What laboratory tests and prophylactic measures are required for a dirty needle‑stick injury, including evaluation of both the exposed individual and the source patient?

Laboratory Requirements for Dirty Needlestick Injury

Immediately test both the source patient and exposed healthcare worker for HIV (antibody or antigen/antibody combination), hepatitis B surface antigen (HBsAg), and hepatitis C antibody (anti-HCV) within 1–2 hours of exposure, using rapid HIV testing when available to expedite post-exposure prophylaxis decisions. 1, 2, 3

Immediate Actions (Within Minutes to 1 Hour)

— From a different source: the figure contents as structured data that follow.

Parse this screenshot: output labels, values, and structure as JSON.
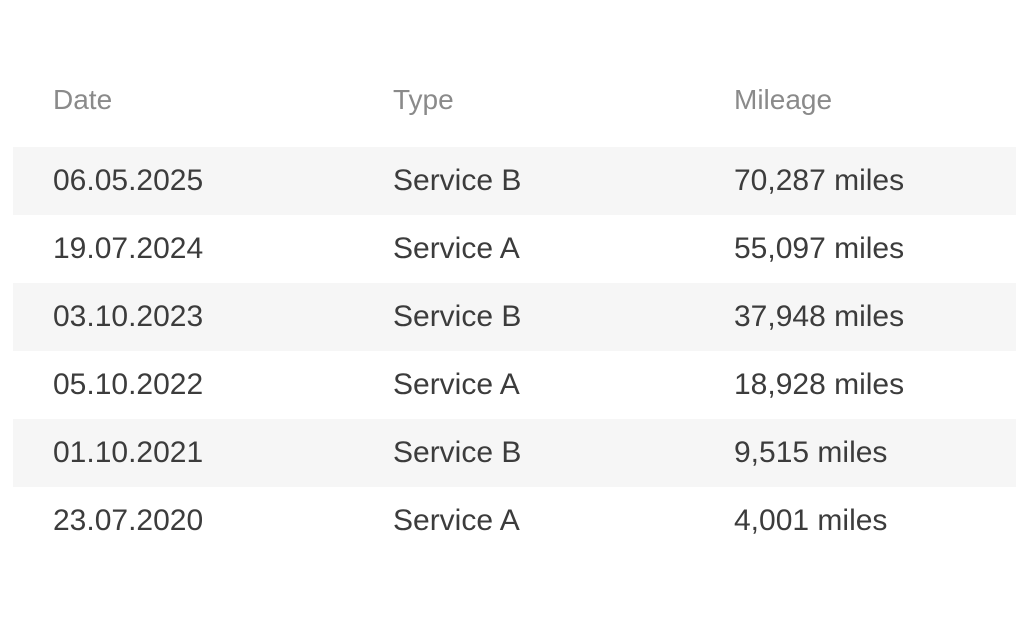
{
  "table": {
    "name": "service-history-table",
    "columns": [
      {
        "key": "date",
        "label": "Date"
      },
      {
        "key": "type",
        "label": "Type"
      },
      {
        "key": "mileage",
        "label": "Mileage"
      }
    ],
    "rows": [
      {
        "date": "06.05.2025",
        "type": "Service B",
        "mileage": "70,287 miles"
      },
      {
        "date": "19.07.2024",
        "type": "Service A",
        "mileage": "55,097 miles"
      },
      {
        "date": "03.10.2023",
        "type": "Service B",
        "mileage": "37,948 miles"
      },
      {
        "date": "05.10.2022",
        "type": "Service A",
        "mileage": "18,928 miles"
      },
      {
        "date": "01.10.2021",
        "type": "Service B",
        "mileage": "9,515 miles"
      },
      {
        "date": "23.07.2020",
        "type": "Service A",
        "mileage": "4,001 miles"
      }
    ],
    "colors": {
      "background": "#ffffff",
      "stripe": "#f6f6f6",
      "header_text": "#8a8a8a",
      "cell_text": "#3c3c3c"
    }
  }
}
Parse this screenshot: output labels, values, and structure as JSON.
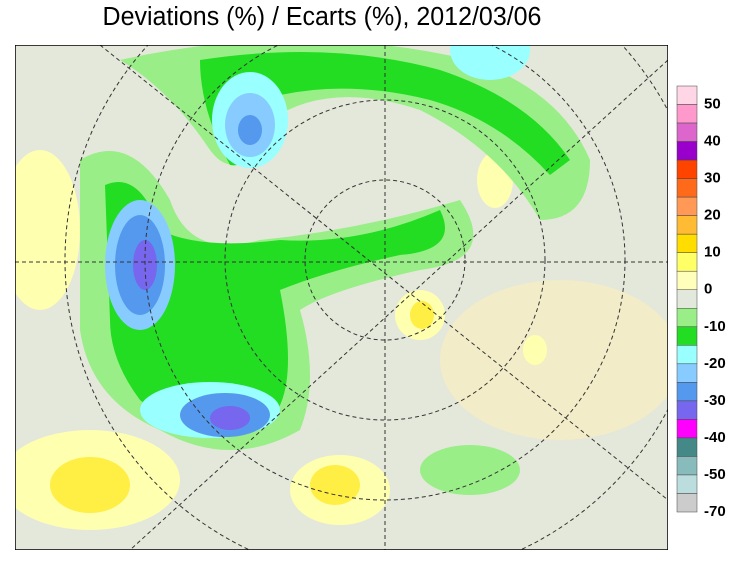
{
  "title": "Deviations (%) / Ecarts (%), 2012/03/06",
  "colorbar": {
    "colors": [
      "#ffd6e6",
      "#ff99cc",
      "#dd66cc",
      "#9900cc",
      "#ff4400",
      "#ff6a1a",
      "#ff9955",
      "#ffbb33",
      "#ffdd00",
      "#ffff66",
      "#ffffbb",
      "#e2e8dc",
      "#99ee88",
      "#22dd22",
      "#99ffff",
      "#88ccff",
      "#5599ee",
      "#7766ee",
      "#ff00ff",
      "#448888",
      "#88bbbb",
      "#bbdddd",
      "#cccccc"
    ],
    "labels": [
      50,
      40,
      30,
      20,
      10,
      0,
      -10,
      -20,
      -30,
      -40,
      -50,
      -70
    ]
  }
}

• Wash the puncture site thoroughly with soap and water without squeezing or applying pressure—caustic agents like bleach should never be applied to the wound. 1, 2

• Flush eyes, nose, or mouth immediately with clean water or saline if blood splashes onto mucous membranes. 2

• Report the incident to your supervisor within 1 hour and document the exact time of injury, device type, depth of penetration, visible blood contamination, fluid type, source patient information, and skin condition (intact vs. compromised). 2, 3

Source Patient Testing (Within 1–2 Hours)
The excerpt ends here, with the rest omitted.